Curnoe use du texte d’une façon que le conférencier croit signifiante : en transposant textuellement, sous forme de grandes toiles, ce qu’il voit de son atelier, le peintre rejoint cette dite dimension affective préalablement mentionnée par Baillargeon. Ce qui est ressenti trône par la transcription de l’expérience première, par l’immédiateté singulière qui se manifeste au sein des tableaux.

Des récits éclatés, des formes mouvantes

Baillargeon termine en abordant son travail personnel.

En retraçant un chemin qu’il entame vers le début des années 80, l’artiste note l’idée selon laquelle la fusion du texte et de l’image se fait progressivement plus serrée, plus fluide.

En rendant compte de ses expériences de voyages, Baillargeon introduit une narration d’autant plus rapprochée de cet affect qu’il cherche à développer. Dans D’Orient, développé en Égypte en 1988 – 1989, l’artiste reprend l’idée du journal de bord monté à l’occasion d’un voyage en y intégrant de courts textes et des images, conçus comme des fragments. Un rappel à cette iconographie du souvenir de voyage, de ces objets auxquels on attache banalement de l’importance.

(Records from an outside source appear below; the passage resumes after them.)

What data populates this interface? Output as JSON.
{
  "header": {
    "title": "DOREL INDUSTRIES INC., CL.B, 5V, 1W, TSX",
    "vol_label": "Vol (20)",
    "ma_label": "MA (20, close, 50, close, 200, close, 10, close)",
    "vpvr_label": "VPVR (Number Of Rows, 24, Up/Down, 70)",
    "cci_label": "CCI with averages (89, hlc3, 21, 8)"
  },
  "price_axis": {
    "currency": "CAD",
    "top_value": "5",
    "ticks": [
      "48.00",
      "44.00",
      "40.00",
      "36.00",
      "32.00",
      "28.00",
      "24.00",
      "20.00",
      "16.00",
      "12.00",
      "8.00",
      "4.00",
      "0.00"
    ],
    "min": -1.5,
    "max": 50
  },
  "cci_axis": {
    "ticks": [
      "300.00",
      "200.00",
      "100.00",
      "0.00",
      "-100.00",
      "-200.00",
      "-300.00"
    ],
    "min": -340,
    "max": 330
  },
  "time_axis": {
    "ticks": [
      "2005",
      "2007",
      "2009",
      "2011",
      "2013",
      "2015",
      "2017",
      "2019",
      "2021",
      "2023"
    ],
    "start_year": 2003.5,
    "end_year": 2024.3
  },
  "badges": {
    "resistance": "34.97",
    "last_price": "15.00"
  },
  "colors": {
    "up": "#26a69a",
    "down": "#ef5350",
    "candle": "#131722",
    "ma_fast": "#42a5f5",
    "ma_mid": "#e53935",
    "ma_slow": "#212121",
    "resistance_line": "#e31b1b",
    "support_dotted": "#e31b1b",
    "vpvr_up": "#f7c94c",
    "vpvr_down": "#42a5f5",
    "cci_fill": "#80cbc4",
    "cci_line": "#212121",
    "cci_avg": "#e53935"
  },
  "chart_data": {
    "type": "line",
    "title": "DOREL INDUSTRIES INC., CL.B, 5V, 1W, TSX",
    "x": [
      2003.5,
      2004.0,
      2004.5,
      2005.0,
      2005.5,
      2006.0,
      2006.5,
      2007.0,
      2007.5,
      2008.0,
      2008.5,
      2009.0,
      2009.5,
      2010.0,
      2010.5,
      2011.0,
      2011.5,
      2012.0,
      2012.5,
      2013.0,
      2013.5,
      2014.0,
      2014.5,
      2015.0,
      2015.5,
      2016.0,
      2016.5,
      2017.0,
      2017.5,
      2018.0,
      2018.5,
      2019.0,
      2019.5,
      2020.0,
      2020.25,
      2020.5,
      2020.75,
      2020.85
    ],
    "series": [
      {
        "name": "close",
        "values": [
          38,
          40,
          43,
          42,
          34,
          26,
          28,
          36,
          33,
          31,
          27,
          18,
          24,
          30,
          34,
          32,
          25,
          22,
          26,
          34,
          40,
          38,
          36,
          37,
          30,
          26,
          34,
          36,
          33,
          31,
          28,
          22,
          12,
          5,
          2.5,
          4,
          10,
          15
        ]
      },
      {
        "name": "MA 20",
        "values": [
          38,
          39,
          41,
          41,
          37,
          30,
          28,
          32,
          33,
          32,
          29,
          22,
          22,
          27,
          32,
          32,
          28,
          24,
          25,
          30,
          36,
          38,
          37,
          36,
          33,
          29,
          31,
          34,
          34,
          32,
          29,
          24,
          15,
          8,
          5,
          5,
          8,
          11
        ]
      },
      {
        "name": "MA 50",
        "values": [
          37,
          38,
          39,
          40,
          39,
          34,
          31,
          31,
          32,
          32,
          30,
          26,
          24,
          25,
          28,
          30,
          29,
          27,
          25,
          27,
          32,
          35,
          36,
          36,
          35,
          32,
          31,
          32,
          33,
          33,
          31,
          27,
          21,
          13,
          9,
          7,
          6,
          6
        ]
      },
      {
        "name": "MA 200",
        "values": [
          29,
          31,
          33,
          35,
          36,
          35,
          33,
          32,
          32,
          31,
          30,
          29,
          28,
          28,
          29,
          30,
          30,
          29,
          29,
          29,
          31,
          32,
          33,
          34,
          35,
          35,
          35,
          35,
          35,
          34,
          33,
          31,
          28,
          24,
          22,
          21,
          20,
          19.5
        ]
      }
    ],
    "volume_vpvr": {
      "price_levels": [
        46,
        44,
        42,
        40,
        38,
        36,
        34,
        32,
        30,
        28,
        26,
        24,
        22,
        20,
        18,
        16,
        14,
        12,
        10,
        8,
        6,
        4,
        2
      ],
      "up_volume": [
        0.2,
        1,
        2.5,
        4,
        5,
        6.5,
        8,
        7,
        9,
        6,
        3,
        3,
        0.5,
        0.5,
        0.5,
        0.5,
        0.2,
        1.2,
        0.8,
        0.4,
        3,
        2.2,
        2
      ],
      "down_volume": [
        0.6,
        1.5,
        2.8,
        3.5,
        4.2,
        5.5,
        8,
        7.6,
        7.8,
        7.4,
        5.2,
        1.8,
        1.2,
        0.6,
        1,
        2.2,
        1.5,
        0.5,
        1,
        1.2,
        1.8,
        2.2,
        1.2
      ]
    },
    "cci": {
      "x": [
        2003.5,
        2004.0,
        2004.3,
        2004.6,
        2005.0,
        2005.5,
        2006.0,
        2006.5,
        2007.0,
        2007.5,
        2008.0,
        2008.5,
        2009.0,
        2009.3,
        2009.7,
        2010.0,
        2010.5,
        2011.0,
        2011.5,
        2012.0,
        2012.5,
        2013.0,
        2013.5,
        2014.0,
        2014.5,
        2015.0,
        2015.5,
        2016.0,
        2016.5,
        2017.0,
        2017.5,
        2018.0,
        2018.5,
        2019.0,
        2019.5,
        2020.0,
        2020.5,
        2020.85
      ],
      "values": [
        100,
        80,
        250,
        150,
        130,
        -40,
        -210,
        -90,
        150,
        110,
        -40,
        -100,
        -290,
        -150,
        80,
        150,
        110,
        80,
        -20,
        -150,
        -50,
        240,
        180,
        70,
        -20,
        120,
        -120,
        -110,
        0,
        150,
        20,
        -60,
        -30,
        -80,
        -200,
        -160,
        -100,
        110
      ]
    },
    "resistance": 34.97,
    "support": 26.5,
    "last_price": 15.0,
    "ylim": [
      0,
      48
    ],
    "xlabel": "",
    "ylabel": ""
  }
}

Le mot, en tant qu’entité individuelle, devient important. Il prend sa place de façon affirmée, se mêle à d’autres pour créer une expression claire, simple. Ils deviennent objets visuels, se suffisent à eux-seuls.

Dans Pays Maya (2000 – 2006), Baillargeon rend tout ce qu’il a pu vivre lors d’un échange Canada – Mexique – travail réalisé, choses observées, gens rencontrés – sous une représentation schématique. Il réfère au lieu, à l’espace, en réfléchissant à cet affect de la rencontre.

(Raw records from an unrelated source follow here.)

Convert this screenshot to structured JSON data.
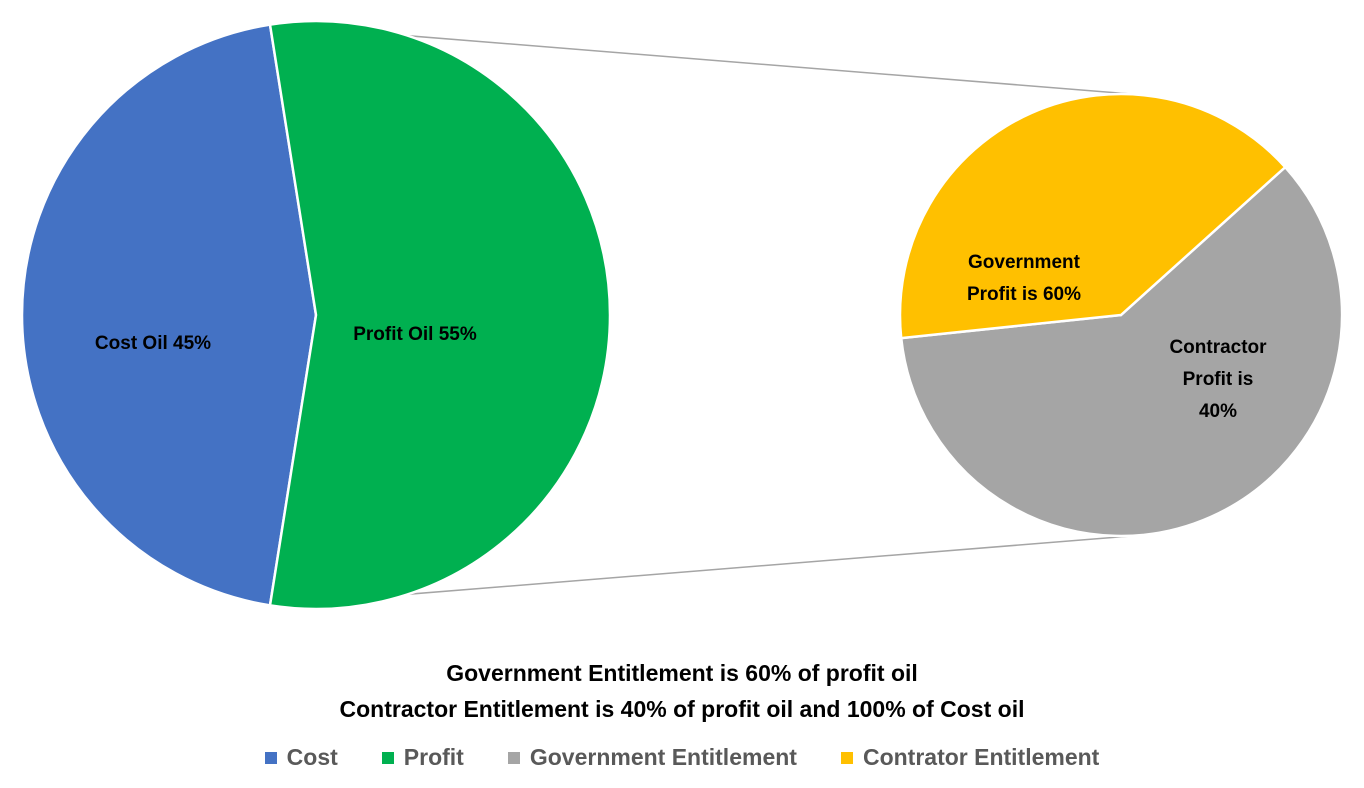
{
  "chart_data": {
    "type": "pie",
    "subtype": "pie-of-pie",
    "main_pie": {
      "slices": [
        {
          "name": "Cost",
          "label": "Cost Oil 45%",
          "value": 45,
          "color": "#4472C4"
        },
        {
          "name": "Profit",
          "label": "Profit Oil 55%",
          "value": 55,
          "color": "#00B050"
        }
      ]
    },
    "secondary_pie": {
      "breakdown_of": "Profit",
      "slices": [
        {
          "name": "Government Entitlement",
          "label_lines": [
            "Government",
            "Profit is 60%"
          ],
          "value": 60,
          "color": "#A5A5A5"
        },
        {
          "name": "Contrator Entitlement",
          "label_lines": [
            "Contractor",
            "Profit is",
            "40%"
          ],
          "value": 40,
          "color": "#FFC000"
        }
      ]
    },
    "connector_color": "#A5A5A5",
    "notes": [
      "Government Entitlement is 60% of profit oil",
      "Contractor Entitlement is 40% of profit oil and 100% of Cost oil"
    ],
    "legend": {
      "position": "bottom",
      "items": [
        {
          "label": "Cost",
          "color": "#4472C4"
        },
        {
          "label": "Profit",
          "color": "#00B050"
        },
        {
          "label": "Government Entitlement",
          "color": "#A5A5A5"
        },
        {
          "label": "Contrator Entitlement",
          "color": "#FFC000"
        }
      ]
    }
  }
}
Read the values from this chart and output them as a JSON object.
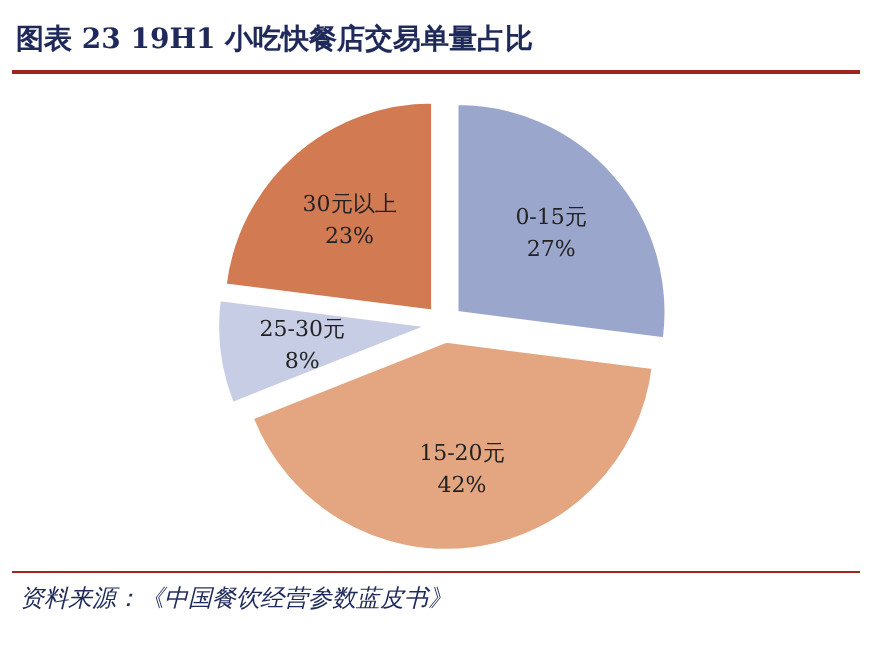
{
  "chart_data": {
    "type": "pie",
    "title": "图表 23   19H1 小吃快餐店交易单量占比",
    "categories": [
      "0-15元",
      "15-20元",
      "25-30元",
      "30元以上"
    ],
    "values": [
      27,
      42,
      8,
      23
    ],
    "colors": [
      "#9ba6cc",
      "#e3a681",
      "#c8cde6",
      "#d27a52"
    ],
    "value_labels": [
      "27%",
      "42%",
      "8%",
      "23%"
    ],
    "annotations": [
      "资料来源：《中国餐饮经营参数蓝皮书》"
    ]
  }
}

L’artiste continue d’explorer, d’expérimenter avec la disposition et le dialogue des mots et de l’image. En découvrant la capacité du numériseur à plat à magnifier l’image, Baillargeon inclut progressivement l’image autre, qui n’est pas la sienne, qu’il s’approprie. Il trouve et adapte ces dites images de façon à créer d’autant plus de liens correspondants entre la picturalité et le littéraire.